Chronic bronchitis is caused by tar which stimulates goblet cells and mucus glands to enlarge, producing more mucus.
- It destroys cilia and mucus builds up blocking the smallest bronchioles and leading to infection.

Question 23

How Emphysema affects the alveoli?

Answer 23

Emphysema develops due to the frequent infections, phagocytes that enter the lungs release elastase, an enzyme that breaks down the elastic fibres in the alveoli.
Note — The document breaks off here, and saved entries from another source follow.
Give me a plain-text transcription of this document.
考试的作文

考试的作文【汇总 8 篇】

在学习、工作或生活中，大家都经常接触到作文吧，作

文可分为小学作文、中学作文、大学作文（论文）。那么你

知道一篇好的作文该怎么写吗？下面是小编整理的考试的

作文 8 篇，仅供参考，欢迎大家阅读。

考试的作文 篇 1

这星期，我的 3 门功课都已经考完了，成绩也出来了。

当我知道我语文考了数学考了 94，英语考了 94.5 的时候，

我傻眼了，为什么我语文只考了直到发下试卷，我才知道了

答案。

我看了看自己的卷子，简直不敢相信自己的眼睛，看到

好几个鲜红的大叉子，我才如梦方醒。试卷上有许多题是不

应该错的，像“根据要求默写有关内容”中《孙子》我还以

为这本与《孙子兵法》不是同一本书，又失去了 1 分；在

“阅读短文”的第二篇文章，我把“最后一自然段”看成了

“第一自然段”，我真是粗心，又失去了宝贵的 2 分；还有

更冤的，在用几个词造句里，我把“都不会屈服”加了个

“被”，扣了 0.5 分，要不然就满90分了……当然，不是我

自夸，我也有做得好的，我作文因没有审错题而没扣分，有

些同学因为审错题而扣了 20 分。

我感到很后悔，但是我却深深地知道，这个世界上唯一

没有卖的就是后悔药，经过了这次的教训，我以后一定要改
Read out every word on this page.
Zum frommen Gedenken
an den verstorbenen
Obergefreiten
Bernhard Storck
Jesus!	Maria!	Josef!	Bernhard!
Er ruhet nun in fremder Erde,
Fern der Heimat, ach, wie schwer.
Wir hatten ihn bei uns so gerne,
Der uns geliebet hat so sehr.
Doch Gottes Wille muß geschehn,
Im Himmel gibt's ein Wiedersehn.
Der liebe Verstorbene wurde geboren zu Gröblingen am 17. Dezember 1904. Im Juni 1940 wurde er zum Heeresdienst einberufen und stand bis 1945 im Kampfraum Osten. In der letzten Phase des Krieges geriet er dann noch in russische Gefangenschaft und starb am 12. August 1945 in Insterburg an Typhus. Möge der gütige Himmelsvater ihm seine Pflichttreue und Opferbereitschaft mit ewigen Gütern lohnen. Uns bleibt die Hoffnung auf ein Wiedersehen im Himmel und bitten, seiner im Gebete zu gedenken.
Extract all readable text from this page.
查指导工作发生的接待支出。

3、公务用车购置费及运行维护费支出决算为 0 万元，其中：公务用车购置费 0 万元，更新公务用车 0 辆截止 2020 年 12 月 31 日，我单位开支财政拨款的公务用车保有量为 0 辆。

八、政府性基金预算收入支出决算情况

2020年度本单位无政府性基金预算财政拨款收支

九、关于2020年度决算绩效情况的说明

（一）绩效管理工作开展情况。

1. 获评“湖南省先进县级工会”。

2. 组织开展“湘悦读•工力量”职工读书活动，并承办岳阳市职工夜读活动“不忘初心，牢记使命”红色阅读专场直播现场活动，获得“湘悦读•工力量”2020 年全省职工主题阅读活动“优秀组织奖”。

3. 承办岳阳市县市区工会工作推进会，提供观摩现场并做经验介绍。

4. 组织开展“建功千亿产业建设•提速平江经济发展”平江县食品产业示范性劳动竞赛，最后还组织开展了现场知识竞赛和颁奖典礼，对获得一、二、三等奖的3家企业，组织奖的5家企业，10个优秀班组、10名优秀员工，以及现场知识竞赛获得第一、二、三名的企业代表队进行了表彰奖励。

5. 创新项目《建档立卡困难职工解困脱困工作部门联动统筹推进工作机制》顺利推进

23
• The alveoli becomes less elastic and cannot stretch
• The breakdown pf alveoli reduces the surface area for gas exchange
• Patients become breathless and wheezy

Question 24

Experiment to investigate the effect of exercise on breathing:

Answer 24

Record resting breathing rate

• Next, get them to do 10 sets of an exercise of your choice.
• Then record their breathing rate after the 10 sets.
• Once they reach their resting breathing rate again, have them increase the number of sets of the exercise you chose (for example, now do 20 sets).
• Record the person’s breathing rate after they’ve carried out the amount of sets you chose.
• Lastly, repeat step 4, increasing the amount of sets each round until a given amount of times.

Question 25

Results:

Answer 25

Breathing increases when exercising. This is because muscles are working hard and respiring aerobically and they need more oxygen to meet the energy demand. If they cannot meet the energy demand, they will respire anaerobically, producing lactic acid.

Question 26

Results pt2:

Answer 26

After the exercise has finished, the breathing rate remained elevated for some time. This is because the lactic acid that has build up needs to be removed as it lower the pH of cells, causing them to denature. It can only be removed by combining it with oxygen - this is called 'repaying the oxygen debt' The longer it takes, the more lactic acid produced and the more oxygen debt that needs to be repaid.

Question 27

Variables:

Answer 27

Ensure all students are similar size, general fitness, age, gender and provide them with the same meal before. Give students an exercise that is an easier type where intensity is easier to control. Begin counting the breathing rate as soon as the time interval begins and only measure for 15s (or less) then multiply up to calculate breaths per minute.

Question 28

Role of diffusion in gas exchange

Answer 28

Diffusion (in the alveoli) allows oxygen into the blood and carbon dioxide into the alveoli. Blood arriving at the alveoli has a higher concentration of CO2 than the air inside the alveoli. This difference in concentration creates a concentration gradient allowing carbon dioxide to diffuse into the alveoli air from the blood. The blood arriving in the alveoli has a lower concentration of oxygen than the air in the alveoli (as the oxygen has already been used for respiration inside cells). This allows the oxygen to move into the blood by diffusion.